Lottie Carstairs vanished. The ex-Ranee of Jull-under stood there in the same dress and the same high-heeled shoes. They were the same eyes, too, but they blazed indignantly, where less than a second ago fun had looked forth.
“Stop that music!” she commanded. “It will drive me crazy! Send the musicians away! You may all go too,” she added, controlling herself with an effort. “Go to bed — go anywhere!”
“If you are seen in that dress, it will be all over the hills, within a day or two, that you are only an impostor pretending to cherish their ideals. Here, use this,” said Harriet Dover. She took a sari of cloth-of-gold from the throne-chair and offered to drape it over the offending dress.
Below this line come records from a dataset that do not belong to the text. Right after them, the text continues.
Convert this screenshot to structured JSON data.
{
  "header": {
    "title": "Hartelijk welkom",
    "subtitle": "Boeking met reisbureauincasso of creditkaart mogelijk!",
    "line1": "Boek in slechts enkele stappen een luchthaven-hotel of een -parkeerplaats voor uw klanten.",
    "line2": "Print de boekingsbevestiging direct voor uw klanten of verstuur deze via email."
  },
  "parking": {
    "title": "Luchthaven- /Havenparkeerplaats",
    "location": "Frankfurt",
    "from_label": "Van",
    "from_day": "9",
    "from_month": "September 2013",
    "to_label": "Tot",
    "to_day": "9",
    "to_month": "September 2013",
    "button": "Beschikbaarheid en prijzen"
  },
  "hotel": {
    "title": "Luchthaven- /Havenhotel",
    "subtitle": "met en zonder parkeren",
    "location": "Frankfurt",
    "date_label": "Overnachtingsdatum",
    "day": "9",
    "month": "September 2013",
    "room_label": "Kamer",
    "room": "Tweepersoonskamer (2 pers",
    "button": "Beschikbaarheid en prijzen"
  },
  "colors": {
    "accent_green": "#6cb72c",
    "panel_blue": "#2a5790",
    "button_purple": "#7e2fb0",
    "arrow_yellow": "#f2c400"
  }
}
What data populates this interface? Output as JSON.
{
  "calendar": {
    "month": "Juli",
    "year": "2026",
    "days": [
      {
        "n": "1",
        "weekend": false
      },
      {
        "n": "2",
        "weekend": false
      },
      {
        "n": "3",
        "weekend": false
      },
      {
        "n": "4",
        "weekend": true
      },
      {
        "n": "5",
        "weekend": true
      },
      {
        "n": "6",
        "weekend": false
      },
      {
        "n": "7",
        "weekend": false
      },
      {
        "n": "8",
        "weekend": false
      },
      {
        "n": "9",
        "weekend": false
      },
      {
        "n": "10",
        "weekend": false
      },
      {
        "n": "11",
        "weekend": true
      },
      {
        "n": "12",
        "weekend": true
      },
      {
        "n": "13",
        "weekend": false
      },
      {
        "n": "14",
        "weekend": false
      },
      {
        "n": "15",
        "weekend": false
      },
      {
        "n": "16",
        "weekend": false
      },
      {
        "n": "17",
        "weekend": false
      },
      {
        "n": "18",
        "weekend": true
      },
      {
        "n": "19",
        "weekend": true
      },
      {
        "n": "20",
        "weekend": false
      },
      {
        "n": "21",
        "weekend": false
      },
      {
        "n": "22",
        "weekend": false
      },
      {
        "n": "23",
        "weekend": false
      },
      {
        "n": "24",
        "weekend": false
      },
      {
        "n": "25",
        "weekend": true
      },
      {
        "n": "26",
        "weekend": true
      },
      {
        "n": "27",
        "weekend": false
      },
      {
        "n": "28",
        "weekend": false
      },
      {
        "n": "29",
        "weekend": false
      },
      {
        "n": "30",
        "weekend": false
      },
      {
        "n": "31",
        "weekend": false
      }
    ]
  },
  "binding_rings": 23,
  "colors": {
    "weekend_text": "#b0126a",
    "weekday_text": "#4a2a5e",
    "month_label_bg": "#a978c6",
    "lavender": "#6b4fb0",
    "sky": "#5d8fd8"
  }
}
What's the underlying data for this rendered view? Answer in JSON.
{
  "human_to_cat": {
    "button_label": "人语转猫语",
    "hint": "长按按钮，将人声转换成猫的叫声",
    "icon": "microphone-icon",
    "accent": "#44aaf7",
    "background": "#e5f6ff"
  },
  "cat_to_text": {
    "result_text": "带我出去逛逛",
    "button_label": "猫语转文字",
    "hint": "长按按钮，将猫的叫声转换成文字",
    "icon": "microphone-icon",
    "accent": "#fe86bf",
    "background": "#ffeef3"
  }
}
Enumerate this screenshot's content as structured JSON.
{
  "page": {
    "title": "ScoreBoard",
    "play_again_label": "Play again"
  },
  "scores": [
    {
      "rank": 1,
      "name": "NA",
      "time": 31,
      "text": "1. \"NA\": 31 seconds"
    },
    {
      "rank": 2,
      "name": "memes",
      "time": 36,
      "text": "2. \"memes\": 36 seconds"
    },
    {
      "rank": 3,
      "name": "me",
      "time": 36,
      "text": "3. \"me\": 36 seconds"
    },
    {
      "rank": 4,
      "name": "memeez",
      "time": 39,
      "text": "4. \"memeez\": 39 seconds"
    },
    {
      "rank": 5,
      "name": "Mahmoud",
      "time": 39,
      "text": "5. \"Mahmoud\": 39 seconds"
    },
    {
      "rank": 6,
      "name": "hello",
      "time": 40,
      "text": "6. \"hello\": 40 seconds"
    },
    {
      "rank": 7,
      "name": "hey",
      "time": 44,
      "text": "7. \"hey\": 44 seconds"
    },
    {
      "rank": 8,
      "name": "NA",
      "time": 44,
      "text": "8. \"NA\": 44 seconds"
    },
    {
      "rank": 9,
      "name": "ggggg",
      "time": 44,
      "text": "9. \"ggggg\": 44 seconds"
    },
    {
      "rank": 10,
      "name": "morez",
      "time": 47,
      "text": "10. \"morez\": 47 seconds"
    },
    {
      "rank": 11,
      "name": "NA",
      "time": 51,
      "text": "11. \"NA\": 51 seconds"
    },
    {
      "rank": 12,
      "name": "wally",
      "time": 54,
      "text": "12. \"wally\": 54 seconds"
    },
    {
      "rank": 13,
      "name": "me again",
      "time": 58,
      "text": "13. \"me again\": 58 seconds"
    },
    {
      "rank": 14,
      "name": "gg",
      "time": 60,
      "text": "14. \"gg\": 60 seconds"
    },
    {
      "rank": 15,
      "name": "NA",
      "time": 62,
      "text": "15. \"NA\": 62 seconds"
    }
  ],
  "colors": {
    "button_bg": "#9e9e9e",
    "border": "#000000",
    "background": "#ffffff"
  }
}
“You may go! Did you hear me?” Lottie Carstairs snatched at the sari. It fell to the floor. She put her foot on it.
Harriet Dover led the retreat, which was sullen and not graceful; but they turned and curtsied one by one as they filed out through the door by which Gup had entered when he first came. It looked like a climax of long-hidden irritation. There was an unseen struggle going on.